Ce plaisir en appellait d’autres et je me mis à la recherche de tous les films disponibles: “Topaze“, “Drôle de Drame“, “Le Corbeau“. Et quel bonheur cet été, de découvrir un cd d’un “Hommage à Jouvet” qui incorporait ses textes de théâtre. Quelle jouissance d’entendre Jouvet jouer Molière, Giraudoux -son auteur fétiche- et Emile Mazaud dans ce texte extraordinaire “La folle journée”, dont l’édition est épuisée, mais que je recherche encore en espérant un miracle.

Jouvet souffrit toute sa vie. On le sentait souvent seul, bien qu’il fut entouré d’affections les plus fidèles et les plus exceptionnellement dévouées. Il était jaloux, il s’imaginait qu’on le trompait, qu’on le trahissait, qu’on l’abandonnait. Ses critiques étaient affectives, brutales, mais elles avaient toujours l’accent de l’amour blessé, aussi les comprenait-on, aussi étaient-elles pour nous des critiques fécondes.

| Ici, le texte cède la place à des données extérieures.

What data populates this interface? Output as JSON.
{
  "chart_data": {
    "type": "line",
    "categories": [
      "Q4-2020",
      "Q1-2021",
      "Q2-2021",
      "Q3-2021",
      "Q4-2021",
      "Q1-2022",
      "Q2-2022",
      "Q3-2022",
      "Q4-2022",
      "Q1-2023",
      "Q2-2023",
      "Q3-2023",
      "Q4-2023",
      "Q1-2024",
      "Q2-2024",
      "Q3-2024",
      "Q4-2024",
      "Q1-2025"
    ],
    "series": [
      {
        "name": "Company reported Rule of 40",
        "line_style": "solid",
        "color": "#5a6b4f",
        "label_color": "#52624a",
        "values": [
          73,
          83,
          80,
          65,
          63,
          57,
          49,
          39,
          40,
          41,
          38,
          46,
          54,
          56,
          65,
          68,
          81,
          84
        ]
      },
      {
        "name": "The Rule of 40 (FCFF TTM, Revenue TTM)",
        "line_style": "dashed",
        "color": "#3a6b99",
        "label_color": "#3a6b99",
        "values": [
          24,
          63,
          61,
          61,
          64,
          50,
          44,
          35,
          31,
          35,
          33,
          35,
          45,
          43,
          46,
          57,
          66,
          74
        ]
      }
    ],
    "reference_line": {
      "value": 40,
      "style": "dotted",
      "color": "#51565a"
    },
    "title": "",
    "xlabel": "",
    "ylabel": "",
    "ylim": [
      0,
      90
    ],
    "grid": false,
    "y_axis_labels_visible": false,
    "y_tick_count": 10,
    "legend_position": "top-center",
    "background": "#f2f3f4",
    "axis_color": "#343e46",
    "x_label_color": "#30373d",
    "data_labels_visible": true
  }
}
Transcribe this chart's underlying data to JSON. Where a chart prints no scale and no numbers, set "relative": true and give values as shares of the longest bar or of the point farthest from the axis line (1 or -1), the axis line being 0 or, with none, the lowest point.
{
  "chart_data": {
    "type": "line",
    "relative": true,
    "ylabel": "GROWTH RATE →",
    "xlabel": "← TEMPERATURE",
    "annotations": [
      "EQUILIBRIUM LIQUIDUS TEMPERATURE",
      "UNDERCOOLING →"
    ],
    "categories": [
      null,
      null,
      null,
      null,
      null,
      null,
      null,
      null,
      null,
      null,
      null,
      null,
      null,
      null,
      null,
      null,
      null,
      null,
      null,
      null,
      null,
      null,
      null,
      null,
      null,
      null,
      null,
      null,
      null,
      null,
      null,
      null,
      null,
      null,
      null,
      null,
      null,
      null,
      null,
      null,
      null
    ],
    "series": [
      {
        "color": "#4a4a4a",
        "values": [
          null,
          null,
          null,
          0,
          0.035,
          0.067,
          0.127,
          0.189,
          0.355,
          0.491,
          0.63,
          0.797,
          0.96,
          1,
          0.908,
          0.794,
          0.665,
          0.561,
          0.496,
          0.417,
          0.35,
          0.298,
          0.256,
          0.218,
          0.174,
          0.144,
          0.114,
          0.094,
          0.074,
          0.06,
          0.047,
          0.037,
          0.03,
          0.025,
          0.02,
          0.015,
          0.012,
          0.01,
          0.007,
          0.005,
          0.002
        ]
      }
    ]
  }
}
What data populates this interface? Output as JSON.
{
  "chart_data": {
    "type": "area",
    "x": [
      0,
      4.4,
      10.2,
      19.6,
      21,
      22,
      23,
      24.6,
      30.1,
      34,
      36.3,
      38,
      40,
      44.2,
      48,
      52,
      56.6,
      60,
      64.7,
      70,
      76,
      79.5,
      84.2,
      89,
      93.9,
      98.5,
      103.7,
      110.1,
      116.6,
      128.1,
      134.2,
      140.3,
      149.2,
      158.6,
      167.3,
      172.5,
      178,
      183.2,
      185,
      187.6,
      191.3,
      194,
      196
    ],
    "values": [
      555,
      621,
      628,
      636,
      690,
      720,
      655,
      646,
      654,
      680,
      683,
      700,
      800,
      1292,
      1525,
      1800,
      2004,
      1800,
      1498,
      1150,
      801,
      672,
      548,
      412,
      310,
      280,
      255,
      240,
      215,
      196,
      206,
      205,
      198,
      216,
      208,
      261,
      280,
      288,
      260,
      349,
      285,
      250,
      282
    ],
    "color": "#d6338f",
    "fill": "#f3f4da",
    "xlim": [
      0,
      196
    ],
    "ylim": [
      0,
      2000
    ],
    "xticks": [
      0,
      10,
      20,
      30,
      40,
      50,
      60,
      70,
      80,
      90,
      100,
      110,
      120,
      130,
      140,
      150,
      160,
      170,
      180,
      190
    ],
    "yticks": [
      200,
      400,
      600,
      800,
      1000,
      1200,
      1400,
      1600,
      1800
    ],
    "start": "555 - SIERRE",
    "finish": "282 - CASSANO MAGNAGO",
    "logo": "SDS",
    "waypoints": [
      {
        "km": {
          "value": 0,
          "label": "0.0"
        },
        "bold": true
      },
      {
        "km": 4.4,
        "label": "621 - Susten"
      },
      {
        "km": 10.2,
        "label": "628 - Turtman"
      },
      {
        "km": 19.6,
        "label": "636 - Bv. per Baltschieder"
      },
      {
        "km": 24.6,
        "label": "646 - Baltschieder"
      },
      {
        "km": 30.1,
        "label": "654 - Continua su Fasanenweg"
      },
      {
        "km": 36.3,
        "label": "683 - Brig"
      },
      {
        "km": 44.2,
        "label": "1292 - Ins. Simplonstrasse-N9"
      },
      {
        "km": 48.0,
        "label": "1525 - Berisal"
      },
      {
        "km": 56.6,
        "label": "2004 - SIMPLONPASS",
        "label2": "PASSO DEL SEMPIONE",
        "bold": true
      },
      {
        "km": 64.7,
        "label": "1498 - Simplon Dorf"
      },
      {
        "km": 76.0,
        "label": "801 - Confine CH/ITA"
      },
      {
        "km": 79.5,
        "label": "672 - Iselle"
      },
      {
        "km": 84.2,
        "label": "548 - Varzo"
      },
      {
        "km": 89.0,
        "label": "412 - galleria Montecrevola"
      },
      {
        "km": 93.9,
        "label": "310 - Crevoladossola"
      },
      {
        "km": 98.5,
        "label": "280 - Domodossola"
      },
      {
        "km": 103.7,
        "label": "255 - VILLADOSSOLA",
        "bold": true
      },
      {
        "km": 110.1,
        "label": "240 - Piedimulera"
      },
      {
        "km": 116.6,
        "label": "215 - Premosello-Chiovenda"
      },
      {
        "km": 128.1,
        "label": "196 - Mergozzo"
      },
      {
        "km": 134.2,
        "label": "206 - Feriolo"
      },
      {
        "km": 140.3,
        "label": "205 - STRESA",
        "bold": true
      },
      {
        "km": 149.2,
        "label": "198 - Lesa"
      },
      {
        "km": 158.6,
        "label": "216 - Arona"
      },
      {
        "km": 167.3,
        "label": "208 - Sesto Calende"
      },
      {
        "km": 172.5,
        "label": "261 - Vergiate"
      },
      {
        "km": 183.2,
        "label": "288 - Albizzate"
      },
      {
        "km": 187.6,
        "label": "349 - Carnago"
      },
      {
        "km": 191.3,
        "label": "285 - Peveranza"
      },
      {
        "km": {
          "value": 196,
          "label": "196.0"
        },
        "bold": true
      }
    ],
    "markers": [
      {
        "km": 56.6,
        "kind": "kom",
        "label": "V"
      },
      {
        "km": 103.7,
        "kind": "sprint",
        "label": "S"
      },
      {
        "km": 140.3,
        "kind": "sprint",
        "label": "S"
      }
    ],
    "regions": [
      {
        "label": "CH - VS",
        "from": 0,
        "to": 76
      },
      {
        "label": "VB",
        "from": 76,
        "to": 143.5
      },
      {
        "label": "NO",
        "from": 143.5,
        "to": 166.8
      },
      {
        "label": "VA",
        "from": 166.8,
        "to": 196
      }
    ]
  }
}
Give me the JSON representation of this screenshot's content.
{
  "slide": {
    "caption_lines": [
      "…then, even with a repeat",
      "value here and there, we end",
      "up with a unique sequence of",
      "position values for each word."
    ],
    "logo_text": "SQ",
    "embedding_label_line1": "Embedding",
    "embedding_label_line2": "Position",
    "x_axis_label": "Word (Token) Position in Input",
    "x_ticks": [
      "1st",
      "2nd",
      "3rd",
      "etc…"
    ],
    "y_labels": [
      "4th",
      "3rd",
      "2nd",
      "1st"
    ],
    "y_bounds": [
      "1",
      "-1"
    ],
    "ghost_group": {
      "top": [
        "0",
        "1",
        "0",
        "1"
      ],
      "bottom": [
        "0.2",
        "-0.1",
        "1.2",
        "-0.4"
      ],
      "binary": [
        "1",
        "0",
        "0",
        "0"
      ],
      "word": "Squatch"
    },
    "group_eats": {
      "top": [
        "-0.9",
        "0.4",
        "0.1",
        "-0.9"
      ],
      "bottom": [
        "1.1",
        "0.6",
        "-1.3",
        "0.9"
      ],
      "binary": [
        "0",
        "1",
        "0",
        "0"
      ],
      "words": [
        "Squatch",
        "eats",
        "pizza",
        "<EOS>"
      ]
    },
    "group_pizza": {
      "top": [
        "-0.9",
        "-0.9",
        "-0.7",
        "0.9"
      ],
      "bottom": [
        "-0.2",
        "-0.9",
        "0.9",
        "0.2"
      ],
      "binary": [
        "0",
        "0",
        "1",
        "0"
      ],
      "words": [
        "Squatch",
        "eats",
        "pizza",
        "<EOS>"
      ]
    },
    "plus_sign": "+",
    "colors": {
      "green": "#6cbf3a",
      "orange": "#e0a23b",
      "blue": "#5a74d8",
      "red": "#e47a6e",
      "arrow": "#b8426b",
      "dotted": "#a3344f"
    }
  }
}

C’est que, au fond de lui, il y eut toujours un enfant persistant et je crois bien que cet enfant, que Jouvet était resté, vécut presque toute sa vie dans la peur. La peur est un sentiment très valable. Plus on est sensible et intelligent, plus on pénètre dans l’obscurité des choses, et plus il est normal d’avoir peur. Jouvet vécut dans la peur de la mort comme dans la peur de se tromper. Et quel courage il faut, et quelle passion aussi, pour s’obstiner à s’exposer, alors que, par sensibilité exceptionnelle, on vit constamment dans la peur. C’est cette peur, ce doute, cette inquiétude qui consumèrent Jouvet.